Maybe I wasn't focused on romance because I was standing behind a small, very well-dressed and expensively accessorized elderly woman who had enough coupons for one product -- Renuzit Odor Killer -- to not only eradicate the national deficit but to send her Davos next year as a financial superpower. She was actually getting money back because she had so many. It was like a hold-up, except Ma Barker here was using coupons instead of a handgun for a weapon.
Obviously, whatever time she had left on this earth, Ma Barker was prepared to spend it at this particular register. Just as bifocal glasses don't necessarily give you a clearer view of the universe, age doesn't necessarily bring wisdom. You don't always get smarter as you get older and she was proof. This woman insisted the manager initial every coupon as the teenage checkout attendant scanned it through. Imagine the expression on this young man's face as she whispered, "You didn't triple that one, honey. Do it again and do it more slowly this time."

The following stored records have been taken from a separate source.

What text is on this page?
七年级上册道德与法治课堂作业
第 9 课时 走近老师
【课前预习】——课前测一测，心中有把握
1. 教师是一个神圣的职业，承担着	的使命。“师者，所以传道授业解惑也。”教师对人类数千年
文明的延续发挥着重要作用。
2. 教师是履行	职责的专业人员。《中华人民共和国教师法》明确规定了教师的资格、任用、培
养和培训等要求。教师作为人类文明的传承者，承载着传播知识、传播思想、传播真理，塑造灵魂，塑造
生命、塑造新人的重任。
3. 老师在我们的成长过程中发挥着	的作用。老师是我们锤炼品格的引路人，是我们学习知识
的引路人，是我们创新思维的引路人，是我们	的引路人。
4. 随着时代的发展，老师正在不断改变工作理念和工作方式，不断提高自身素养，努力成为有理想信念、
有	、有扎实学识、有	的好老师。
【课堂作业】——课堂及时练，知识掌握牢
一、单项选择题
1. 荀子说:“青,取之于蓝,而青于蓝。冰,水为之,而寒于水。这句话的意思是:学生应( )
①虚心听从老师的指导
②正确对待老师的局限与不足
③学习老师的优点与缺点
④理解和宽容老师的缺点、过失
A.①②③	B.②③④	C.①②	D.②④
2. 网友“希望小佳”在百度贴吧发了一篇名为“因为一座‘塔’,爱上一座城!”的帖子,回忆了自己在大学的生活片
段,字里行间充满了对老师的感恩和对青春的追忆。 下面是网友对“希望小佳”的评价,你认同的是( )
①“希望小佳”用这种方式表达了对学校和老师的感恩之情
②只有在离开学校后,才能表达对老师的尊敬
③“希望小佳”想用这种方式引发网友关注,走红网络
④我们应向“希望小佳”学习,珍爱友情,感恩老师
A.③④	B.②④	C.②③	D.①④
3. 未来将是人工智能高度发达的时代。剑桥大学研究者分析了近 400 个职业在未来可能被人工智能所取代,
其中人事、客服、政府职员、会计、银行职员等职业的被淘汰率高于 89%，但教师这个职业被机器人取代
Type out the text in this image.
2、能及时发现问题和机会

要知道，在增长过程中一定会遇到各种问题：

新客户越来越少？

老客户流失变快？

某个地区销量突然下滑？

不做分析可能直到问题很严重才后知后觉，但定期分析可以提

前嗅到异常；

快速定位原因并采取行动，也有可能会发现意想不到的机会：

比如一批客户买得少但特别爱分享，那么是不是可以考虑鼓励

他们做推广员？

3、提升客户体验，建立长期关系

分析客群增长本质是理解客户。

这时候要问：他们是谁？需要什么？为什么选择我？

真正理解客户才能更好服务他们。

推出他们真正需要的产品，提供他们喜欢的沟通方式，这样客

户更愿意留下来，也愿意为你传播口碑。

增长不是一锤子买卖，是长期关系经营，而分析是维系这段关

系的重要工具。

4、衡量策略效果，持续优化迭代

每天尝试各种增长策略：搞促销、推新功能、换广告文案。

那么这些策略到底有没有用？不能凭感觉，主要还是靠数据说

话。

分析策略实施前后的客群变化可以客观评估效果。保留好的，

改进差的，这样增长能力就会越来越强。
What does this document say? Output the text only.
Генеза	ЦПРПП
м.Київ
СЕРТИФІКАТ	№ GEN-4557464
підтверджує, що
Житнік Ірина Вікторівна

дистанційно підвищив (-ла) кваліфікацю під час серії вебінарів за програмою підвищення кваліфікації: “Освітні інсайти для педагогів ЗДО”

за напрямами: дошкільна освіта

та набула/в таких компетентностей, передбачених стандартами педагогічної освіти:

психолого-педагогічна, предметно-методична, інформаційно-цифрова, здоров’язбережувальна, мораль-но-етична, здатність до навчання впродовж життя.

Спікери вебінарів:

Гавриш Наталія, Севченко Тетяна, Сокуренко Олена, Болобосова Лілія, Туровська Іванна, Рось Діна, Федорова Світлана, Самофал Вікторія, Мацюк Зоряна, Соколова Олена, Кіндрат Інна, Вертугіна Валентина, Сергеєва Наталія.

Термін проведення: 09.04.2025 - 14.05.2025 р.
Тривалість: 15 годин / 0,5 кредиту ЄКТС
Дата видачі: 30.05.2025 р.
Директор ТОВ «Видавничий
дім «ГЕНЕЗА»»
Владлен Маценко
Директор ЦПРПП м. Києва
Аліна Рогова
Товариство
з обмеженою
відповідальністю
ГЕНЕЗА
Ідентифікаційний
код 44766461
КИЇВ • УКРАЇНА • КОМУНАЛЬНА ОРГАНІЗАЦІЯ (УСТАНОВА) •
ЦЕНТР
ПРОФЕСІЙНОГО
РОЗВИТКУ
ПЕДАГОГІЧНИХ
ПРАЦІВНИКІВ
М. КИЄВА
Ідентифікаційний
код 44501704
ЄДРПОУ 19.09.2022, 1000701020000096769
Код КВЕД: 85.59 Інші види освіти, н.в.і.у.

Therefore we can all agree the supermarket is the wrong place to think sexy.
Or maybe I lost interest in discovering what my partner wants in bed (after 23 years, you'd have thought I already knew) because a highly freckled and decidedly vicious little girl behind me in line started flinging herself at my leg as if I were a bouncy castle. (No, the fact that I was wearing a pink coat and might have gained a little weight over the winter did not justify her error. Bouncy castle indeed.)
Her father was a man whose indifference to his offspring's behavior was matched only by his contempt for the products he was about to purchase: cans of Alpo and Manwich were piled on top of cupcakes and cherry tomatoes. While she was throwing herself against my leg, he thumbed through a copy of People magazine and landed on a story about Sofia Vergara's thighs. It was hard to be certain of the story's content since I was being savaged by his Honey Boo-Boo/WWE hybrid.
They weren't the only reason I wasn't in the mood, however. Had a person one aisle over not been shouting, "Honey, did you get the anchovy paste and the Preparation H?" I might have felt better.
But let's think about this for a minute: Is a supermarket checkout aisle really the best place to get romantic and sexual advice? You're frantic, you're impatient, you're annoyed and you're feeling trapped.
So the answer, obviously, is yes: it is exactly like dating and relationships.
But we should remember that love offers no discounts, no buy-in-bulk savings and no special lane for those with fewer items; romance rarely hides its truth inside the covers of glossy magazines; and marriage lasts longer if you bring your own non-disposable bag -- not to mention your own sandwich.
GINA BARRECA is an English professor at the University of Connecticut, a feminist scholar who has written eight books, and a columnist for the Hartford Courant.